All R analytical code for the following paper (preprint link):
Evaluating social and spatial inequalities of large scale rapid lateral flow SARS-CoV-2 antigen testing in COVID-19 management: An observational study of Liverpool, UK (November 2020 to January 2021)
- Mark A. Green^ PhD, Senior Lecturer in Health Geography, Department of Geography & Planning, University of Liverpool, Liverpool, UK. Email: [email protected]. Tel: (+44) 0151 794 2854
- Marta García-Fiñana PhD, Professor of Health Data Science, Department of Health Data Science, University of Liverpool, Liverpool, UK
- Ben Barr PhD, Professor in Applied Public Health Research, Department of Public Health and Policy, University of Liverpool, Liverpool, UK
- Girvan Burnside PhD, Senior Lecturer in Biostatistics, Department of Health Data Science, University of Liverpool, Liverpool, UK
- Christopher P. Cheyne PhD, Research Associate, Department of Health Data Science, University of Liverpool, Liverpool, UK
- David Hughes PhD, Lecturer in Health Data Science, Department of Health Data Science, University of Liverpool, Liverpool, UK
- Matthew Ashton FFPH, Director of Public Health, Liverpool City Council, Liverpool, UK
- Sally Sheard PhD, Andrew Geddes and John Rankin Professor of Modern History, Department of Public Health and Policy, University of Liverpool, Liverpool, UK
- Iain E. Buchan MD, Chair in Public Health and Clinical Informatics, Department of Public Health and Policy, University of Liverpool, Liverpool, UK
^ Corresponding author
Abstract
Background: Large-scale asymptomatic testing of communities in Liverpool (UK) for SARS-CoV-2 was used as a public health tool for containing COVID-19. The aim of the study is to explore social and spatial inequalities in uptake and case-detection of rapid lateral flow SARS-CoV-2 antigen tests (LFTs) offered to people without symptoms of COVID-19.
Methods: Linked pseudonymised records for asymptomatic residents in Liverpool who received a LFT for COVID-19 between 6th November 2020 to 31st January 2021 were accessed using the Combined Intelligence for Population Health Action resource. Bayesian Hierarchical Poisson Besag, York, and Mollié models were used to estimate ecological associations for uptake and positivity of testing.

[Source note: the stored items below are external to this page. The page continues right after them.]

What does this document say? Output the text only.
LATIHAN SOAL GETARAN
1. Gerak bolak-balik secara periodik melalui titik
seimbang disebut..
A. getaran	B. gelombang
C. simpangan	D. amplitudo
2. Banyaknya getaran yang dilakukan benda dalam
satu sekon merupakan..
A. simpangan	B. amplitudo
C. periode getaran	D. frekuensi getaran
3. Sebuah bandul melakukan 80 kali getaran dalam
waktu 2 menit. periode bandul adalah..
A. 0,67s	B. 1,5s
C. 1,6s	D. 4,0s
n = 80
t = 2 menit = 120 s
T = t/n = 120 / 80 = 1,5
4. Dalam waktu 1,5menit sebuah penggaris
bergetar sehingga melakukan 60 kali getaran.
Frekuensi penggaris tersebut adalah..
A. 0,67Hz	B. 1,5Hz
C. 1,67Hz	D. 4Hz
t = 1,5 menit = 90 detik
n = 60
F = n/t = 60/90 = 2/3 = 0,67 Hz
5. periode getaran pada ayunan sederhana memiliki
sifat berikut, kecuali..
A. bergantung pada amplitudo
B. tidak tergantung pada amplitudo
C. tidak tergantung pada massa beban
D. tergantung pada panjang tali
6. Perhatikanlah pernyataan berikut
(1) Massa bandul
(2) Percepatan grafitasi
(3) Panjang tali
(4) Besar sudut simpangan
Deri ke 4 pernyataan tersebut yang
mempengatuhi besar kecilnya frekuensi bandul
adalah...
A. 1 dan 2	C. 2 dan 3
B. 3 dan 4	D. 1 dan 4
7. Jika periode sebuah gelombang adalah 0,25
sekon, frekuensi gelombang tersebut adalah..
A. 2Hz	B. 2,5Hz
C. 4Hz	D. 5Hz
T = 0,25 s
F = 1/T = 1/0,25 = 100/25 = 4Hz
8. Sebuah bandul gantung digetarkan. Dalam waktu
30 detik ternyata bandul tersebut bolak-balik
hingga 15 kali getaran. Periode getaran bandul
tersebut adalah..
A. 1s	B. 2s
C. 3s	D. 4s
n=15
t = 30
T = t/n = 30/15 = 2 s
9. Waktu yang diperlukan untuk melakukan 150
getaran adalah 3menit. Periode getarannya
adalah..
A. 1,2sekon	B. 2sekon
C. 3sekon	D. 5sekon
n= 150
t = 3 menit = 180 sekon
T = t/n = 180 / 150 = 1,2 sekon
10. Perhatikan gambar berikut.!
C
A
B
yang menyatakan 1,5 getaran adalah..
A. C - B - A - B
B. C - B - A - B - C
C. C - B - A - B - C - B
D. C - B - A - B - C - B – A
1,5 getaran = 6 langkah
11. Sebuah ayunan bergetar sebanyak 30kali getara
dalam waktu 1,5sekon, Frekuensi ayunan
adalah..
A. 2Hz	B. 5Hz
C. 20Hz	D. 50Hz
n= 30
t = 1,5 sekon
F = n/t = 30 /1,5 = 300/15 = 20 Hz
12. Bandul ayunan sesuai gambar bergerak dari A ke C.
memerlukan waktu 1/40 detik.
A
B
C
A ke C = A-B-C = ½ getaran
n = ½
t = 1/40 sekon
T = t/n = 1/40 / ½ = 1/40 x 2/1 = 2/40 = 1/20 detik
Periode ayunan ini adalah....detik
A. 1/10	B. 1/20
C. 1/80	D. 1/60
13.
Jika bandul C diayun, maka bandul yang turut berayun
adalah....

Findings: 214 525 residents (43%) received a LFT identifying 5192 individuals as positive cases of COVID-19 (1.3%). Uptake was highest in November when there was military assistance. High uptake was observed again in the week preceding Christmas and was sustained into a national lockdown. Overall uptake and repeat testing were lower among males (e.g. 40% uptake over the whole period), Black Asian and other Minority Ethnic groups (e.g. 27% uptake for ‘Mixed’ ethnicity) and in the most deprived areas (e.g. 32% uptake in most deprived areas). These population groups were also more likely to have received positive tests for COVID-19. Models demonstrated that uptake and repeat testing were lower in areas of higher deprivation, areas located further from test sites and areas containing populations less confident in the using Internet technologies. Positive tests were spatially clustered in deprived areas.

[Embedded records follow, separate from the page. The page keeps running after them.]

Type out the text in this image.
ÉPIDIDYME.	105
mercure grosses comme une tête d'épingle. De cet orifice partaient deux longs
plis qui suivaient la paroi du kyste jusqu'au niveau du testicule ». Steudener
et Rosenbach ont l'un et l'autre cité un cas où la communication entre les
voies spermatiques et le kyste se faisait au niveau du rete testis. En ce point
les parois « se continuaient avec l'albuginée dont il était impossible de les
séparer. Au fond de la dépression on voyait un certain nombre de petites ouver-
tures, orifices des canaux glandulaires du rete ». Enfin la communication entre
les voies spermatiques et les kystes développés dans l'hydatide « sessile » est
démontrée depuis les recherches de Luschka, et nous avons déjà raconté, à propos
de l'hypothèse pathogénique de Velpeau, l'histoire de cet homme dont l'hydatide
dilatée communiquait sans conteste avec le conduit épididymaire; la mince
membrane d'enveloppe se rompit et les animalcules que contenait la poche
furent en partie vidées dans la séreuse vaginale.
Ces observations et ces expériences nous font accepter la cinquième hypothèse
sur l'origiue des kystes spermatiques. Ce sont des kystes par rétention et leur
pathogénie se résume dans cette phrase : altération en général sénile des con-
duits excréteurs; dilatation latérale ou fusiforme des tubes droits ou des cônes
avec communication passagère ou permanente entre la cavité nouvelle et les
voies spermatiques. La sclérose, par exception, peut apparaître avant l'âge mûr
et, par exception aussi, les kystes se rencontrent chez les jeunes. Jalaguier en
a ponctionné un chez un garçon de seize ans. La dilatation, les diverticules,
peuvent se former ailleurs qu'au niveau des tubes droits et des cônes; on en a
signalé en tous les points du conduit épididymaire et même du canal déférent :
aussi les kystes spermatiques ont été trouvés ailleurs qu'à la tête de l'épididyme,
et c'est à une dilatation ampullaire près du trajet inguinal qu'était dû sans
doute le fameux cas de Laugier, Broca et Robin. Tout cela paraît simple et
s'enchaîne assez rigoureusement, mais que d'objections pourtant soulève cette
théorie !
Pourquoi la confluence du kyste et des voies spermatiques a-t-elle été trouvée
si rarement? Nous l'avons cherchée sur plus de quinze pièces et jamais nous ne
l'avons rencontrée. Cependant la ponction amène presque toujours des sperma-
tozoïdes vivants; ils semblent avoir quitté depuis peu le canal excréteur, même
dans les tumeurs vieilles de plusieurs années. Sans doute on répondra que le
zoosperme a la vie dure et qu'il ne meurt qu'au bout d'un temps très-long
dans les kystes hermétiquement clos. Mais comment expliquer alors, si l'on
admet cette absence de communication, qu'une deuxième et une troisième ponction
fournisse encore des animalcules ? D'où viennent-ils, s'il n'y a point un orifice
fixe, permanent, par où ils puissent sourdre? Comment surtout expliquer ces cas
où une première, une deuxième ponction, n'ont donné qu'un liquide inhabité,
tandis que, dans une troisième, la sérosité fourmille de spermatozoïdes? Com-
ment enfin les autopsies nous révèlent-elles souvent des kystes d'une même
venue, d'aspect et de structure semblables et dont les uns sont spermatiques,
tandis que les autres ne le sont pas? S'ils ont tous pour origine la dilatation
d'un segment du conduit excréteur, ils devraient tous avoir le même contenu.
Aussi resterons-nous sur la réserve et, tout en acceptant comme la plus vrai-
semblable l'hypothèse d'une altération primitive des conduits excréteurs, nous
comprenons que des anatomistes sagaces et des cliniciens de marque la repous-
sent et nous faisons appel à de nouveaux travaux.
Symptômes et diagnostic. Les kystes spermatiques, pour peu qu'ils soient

Interpretation: Large-scale voluntary asymptomatic community testing saw social, ethnic, digital and spatial inequalities in uptake. COVID-19 testing and support to isolate need to be more accessible to the vulnerable communities most impacted by the pandemic, including non-digital means of access.
Funding: Department of Health and Social Care (UK) and Economic and Social Research Council).